Cada hija juega lo mejor que puede. Las dos mayores, que no sienten aprecio por su padre, recurren a palabras elogiosas y lisonjeras. Finalmente, el rey pregunta a la menor. Cordelia, que realmente lo ama, responde con una sola palabra: nada. El rey se enfurece y la destierra, pero lo que en realidad quiso significar la muchacha es que las palabras no pueden demostrar el amor tanto como los hechos.

Muchas veces, nos preguntamos qué sucede con los jóvenes que se alejan de Dios, dejan de vivir la comunión en sus iglesias y comienzan a experimentar con lo que el mundo les ofrece. ¿Qué sucede? ¿Qué responsabilidad hay por parte de los padres?

Padres y modelos

Como padre, Lear debería ser un referente para sus hijas. Sin embargo, reniega de esta condición y se coloca no sólo a la altura de sus vástagos, sino incluso más abajo. Nos guste o no, los padres somos referentes: nuestros hijos nos miran, nos observan, nos analizan. Detrás de su aparente apatía hay una gran capacidad para encontrar contradicciones, mentiras, hipocresía, dobles discursos. Si los padres se presentan como estandartes del ideal cristiano, deben demostrar que están consustanciados con Cristo en cada momento de su vida.
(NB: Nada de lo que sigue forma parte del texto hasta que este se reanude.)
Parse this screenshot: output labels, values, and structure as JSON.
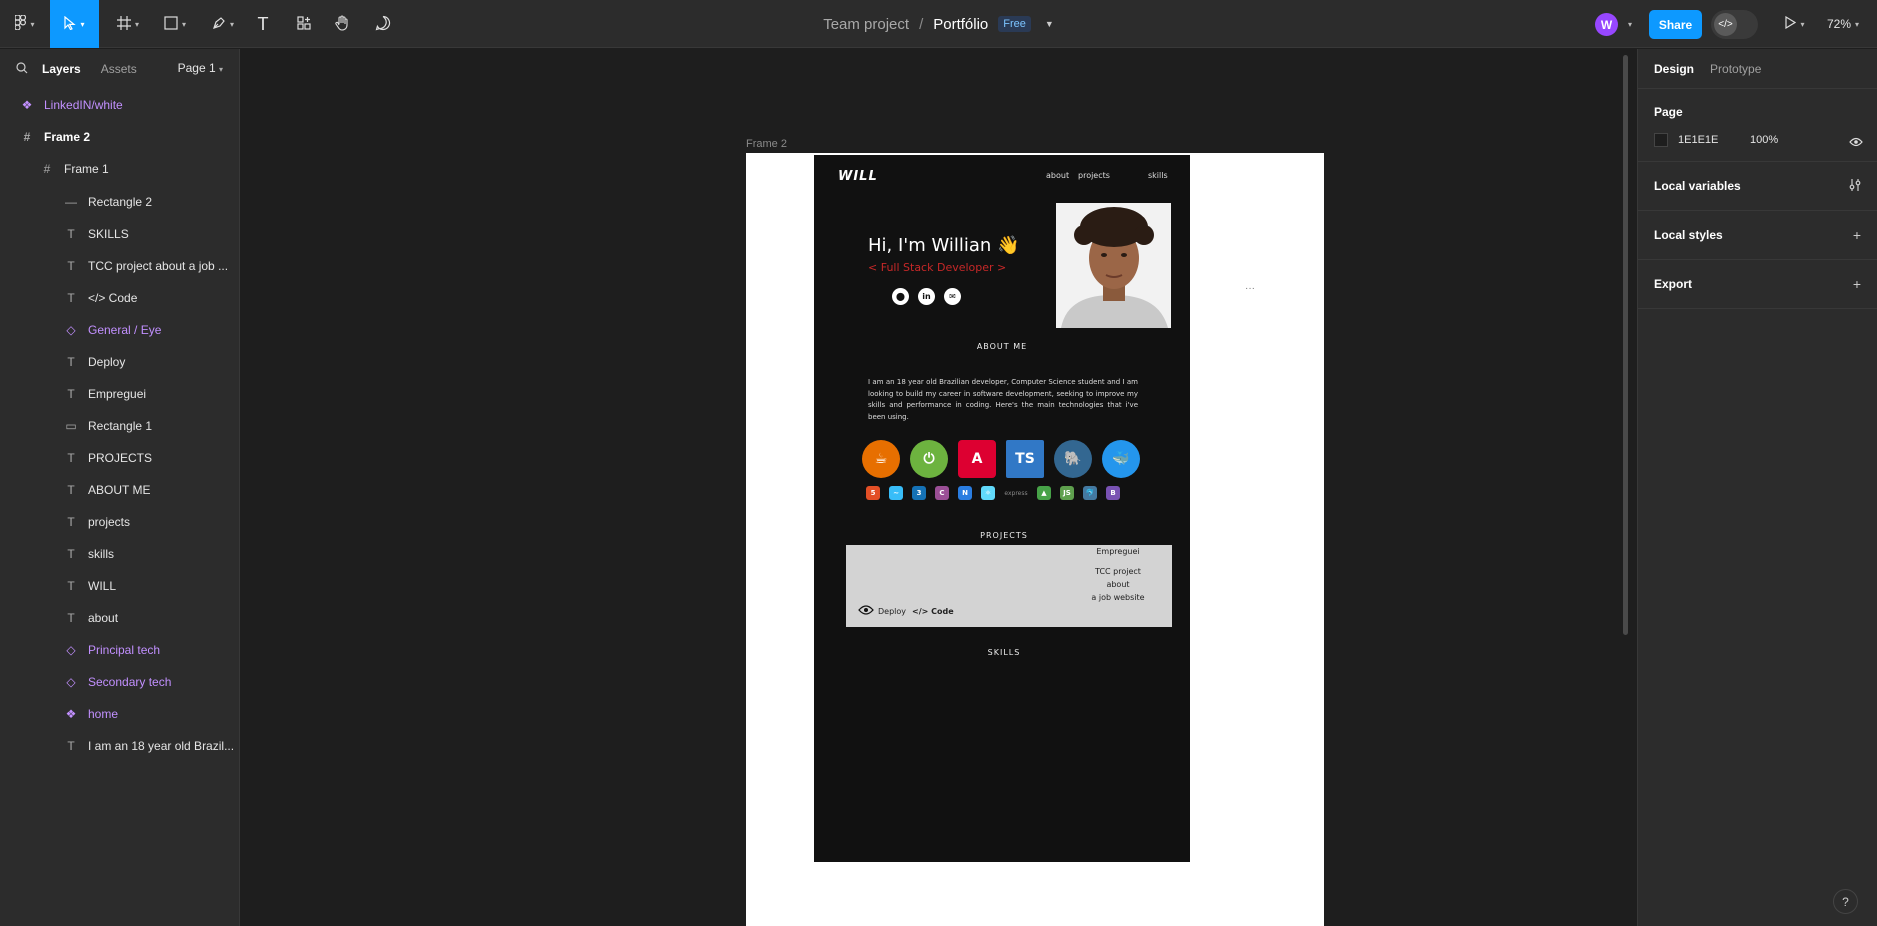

Claro que esto representa una gran dificultad, porque nadie puede mostrar lo que no es y nosotros difícilmente podríamos ser perfectos. Pero lo que los adolescentes reclaman no es esto, sino algo mucho más sencillo y real: honestidad. Los padres debemos, por el bien de nuestros hijos pero también por el propio, desterrar el mito del cristiano todopoderoso. Ya lo dice con claridad el apóstol Pablo: Tenemos un tesoro pero en vaso de barro. Dios no espera la absoluta perfección de nosotros, sino el intento honesto por tratar de alcanzar los ideales cristianos. Si a Dios le bastó con esto, a nuestros hijos también les bastará. Presentarle un ideal de rigidez extrema no los hará mejores, sino más inseguros. En la disciplina, como en todo, lo importante es el equilibrio. No basta, como creen muchos, con ser duro: hay, sobre todo, que saber cuándo serlo.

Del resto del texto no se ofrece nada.